All genomes of Trichoderma here analysed contain one copy of oxidosqualene cyclase (OSCs) (Pfam 13249; Pfam 13243; PTHR11764; PS01074) (light-brown colour in Fig. 1) showing DCTSE or DCISE aspartate-rich motifs, both variants of the classical DCTAE reported in these enzymes (Abe, Naito, Takagi, & Noguchi, 2001). Furthermore, these OSCs contain 5 conserved QW motifs, which are thought to be responsible of strengthening the structure of the enzyme and stabilize the carbocation intermediates (Kushiro et al., 2000). Interestingly, TSs from the sister clade of OSCs contain a conserved squalene synthase-phytoene synthase domain (Pfam 00494; PTHR21181:SF13) (dark-brown colour in Fig. 1), but they did not cluster with SQSs neither with reference lycopene-phytoene synthases. They were therefore named as “uncharacterized group 5”, of which one is present in each genome.
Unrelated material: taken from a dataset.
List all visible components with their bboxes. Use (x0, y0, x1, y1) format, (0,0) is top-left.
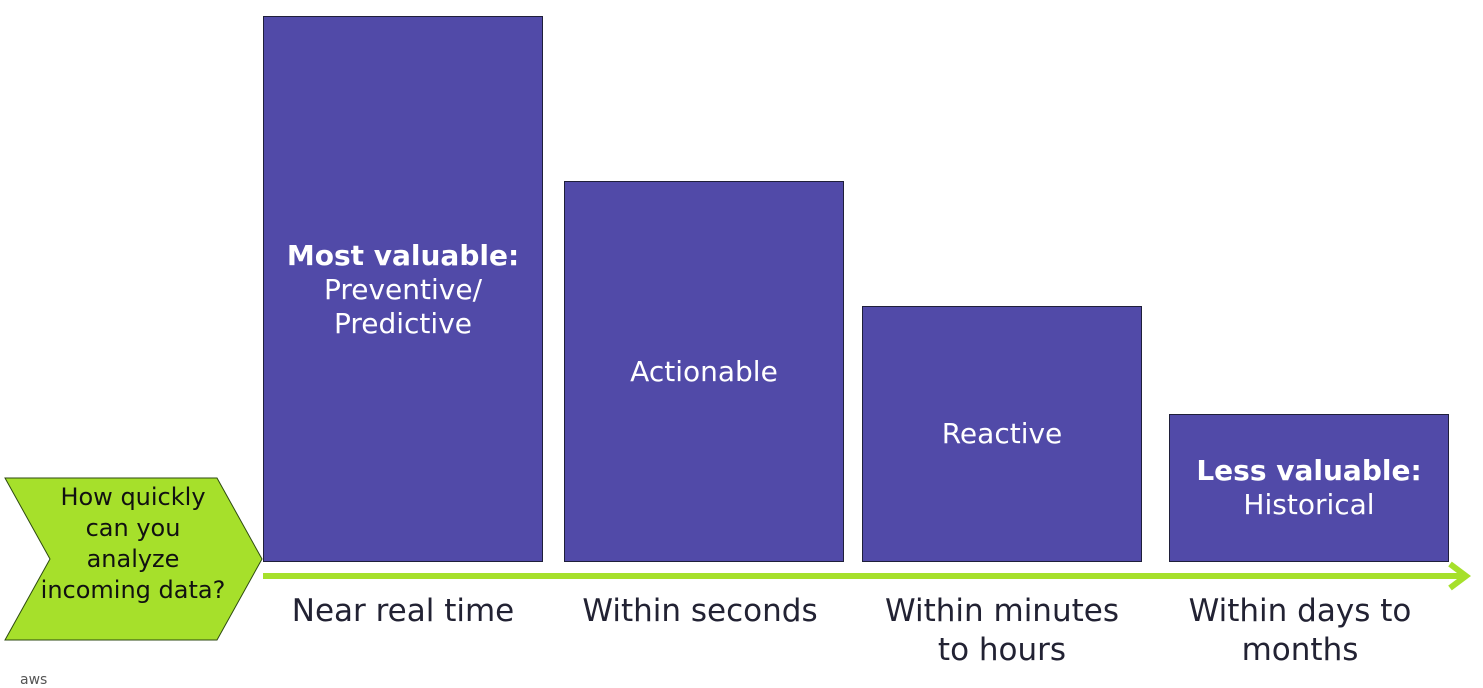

Copalyl-pyrophosphate/Ent-kaurene synthases (CPS/KS) (PTHR31739:SF4; PIRSF 026498) were found in T. asperellum , known for its ability for gibberellin biosynthesis (Zhao & Zhang 2015). In addition, we found bifunctional enzymes clustering with CPS/KS in T. citrinoviride ,T. parareesei , T. reesei and species of Brevicompactum clade (PTHR31739:SF4) (grey colour in Fig. 1), but their low sequence similarity with CPS/KS indicates these are diterpene synthases (diTS) not involved in ent-kaurene biosynthesis.
The last cluster (dark-blue colour in Fig. 1) contain proteins sharing a conserved polyprenyl synthase domain (Pfam 00348). Within this group, GGPP synthases (PTHR12001:SF47; PS00723; PS00444) and FPP synthases (PTHR11525:SF0; PS00723; PS00444) were identified, showing the two characteristic DDxxD motifs usually found on these enzymes (Wendt, & Schulz, 1998; Gao et al., 2012). Some species belonging to Harzianum and Brevicompactum clades have 2-3 copies of these PTs class, suggesting that at least some of them could be actually pathway-specific (Supporting Information Table S4 ). Analysis also revealed a set of highly conserved indole diTS, of which some species have more than one. Considering that production of indole diterpenes has not been reported in Trichoderma , our results reveal that these species have at least the potential to produce these compounds. The last group contains Class I TSs clustering with known chimeric TSs from fungi, and were therefore named as chimeric-like, which were absent in species of Viride clade. Most of these proteins contain only polyprenyl synthase or terpene synthase C domains. Nevertheless, we found one protein inT. asperellum TR456 containing both domains which is highly similar to ophiobolin F synthase from Aspergillus clavatus , suggesting this specie is able to produce sesterterpenes.